# Integrate sqrt problem

1. Sep 6, 2005

### MathGnome

Ok, I've been doing work for about 4 hours straight and I think my brain is fried. I know this is easy, it is just not working in my head.

Anyway, the problem is this:

Integrate the sqrt(4x) + sqrt(4x) on the interval 0 to 1

I get, (8^3/2)/3 + (8^3/2)/3 but apparently this is not right. I'm probably forgetting something I'll hit myself in the head for . Any help though?

Thx,
MathGnome

PS: This is not homework.

2. Sep 6, 2005

### amcavoy

I'm sorry, but I'm having trouble seeing what the problem is.
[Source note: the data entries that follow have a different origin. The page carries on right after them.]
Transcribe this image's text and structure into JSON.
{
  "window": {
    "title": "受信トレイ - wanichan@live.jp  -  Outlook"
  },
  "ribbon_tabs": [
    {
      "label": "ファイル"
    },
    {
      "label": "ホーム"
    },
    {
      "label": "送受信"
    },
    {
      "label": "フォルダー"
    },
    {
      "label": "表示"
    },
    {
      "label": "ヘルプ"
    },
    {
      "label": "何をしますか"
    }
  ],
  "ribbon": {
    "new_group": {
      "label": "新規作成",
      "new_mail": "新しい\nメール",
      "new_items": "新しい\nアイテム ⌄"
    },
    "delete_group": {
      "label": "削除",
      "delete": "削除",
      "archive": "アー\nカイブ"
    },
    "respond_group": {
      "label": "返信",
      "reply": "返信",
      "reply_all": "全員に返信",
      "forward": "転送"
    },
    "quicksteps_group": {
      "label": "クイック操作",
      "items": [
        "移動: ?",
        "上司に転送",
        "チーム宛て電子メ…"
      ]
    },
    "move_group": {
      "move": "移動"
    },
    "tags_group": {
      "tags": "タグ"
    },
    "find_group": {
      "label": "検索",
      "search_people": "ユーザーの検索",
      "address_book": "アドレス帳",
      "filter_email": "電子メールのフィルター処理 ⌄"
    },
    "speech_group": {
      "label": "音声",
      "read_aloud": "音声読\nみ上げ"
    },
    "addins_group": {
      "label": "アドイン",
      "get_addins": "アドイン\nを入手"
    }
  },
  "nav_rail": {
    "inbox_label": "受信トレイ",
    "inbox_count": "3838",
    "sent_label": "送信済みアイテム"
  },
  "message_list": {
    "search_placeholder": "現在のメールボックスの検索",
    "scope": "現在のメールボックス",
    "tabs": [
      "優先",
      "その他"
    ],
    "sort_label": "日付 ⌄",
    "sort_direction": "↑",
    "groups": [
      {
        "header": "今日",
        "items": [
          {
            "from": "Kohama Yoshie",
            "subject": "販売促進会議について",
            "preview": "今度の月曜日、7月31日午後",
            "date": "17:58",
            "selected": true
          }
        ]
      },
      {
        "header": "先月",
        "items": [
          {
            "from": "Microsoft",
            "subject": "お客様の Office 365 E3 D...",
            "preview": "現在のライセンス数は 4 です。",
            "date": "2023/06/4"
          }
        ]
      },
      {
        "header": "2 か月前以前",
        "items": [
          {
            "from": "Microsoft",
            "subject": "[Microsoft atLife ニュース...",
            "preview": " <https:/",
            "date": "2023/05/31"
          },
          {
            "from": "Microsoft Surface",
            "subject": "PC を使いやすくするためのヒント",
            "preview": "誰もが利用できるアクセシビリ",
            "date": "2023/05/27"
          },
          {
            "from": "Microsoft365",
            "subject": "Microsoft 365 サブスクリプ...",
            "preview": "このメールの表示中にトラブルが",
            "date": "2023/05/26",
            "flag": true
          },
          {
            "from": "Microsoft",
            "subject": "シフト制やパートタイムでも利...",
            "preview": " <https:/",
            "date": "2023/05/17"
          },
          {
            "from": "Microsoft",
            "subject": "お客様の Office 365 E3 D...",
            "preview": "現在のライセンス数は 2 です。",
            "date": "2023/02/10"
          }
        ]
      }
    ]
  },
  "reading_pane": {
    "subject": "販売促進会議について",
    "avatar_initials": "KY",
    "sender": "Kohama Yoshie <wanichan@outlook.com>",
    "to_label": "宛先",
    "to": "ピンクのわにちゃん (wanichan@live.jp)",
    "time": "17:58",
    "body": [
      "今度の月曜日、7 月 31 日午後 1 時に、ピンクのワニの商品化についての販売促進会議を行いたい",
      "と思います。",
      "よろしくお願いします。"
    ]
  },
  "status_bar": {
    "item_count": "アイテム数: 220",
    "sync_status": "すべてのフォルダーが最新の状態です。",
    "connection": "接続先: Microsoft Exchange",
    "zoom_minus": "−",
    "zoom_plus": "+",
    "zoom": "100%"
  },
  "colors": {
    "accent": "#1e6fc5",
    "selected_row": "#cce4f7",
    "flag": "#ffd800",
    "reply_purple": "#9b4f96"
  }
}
Did you mean $\int_{0}^{1}\left(\sqrt{4x}+\sqrt{4x}\right)dx$? That's what it looks like. If so, you can simplify before integration.

3. Sep 6, 2005

### MathGnome

Yep, that's the one.

$2\int_{0}^{1}\left(\sqrt{4x}\right)dx$ (Is this the simplified form?)

Last edited: Sep 6, 2005
4. Sep 6, 2005

### amcavoy

Alright, you can take the square root of 4. Now you have the following:

$$4\int_0^1\sqrt{x}dx=\frac{8{\sqrt{x}}^3}{3}\right|_0^1=\boxed{\frac{8}{3}}$$

Yes, you simplified correctly.

Last edited: Sep 7, 2005
5. Sep 6, 2005

### MathGnome

Ahh, I see what I did I think. I think I tried to just throw out the 1 and ended up with (8^(3/2))/3

Thanks for the help!
It's hard to stop from taking shortcuts! Argh!

Last edited: Sep 6, 2005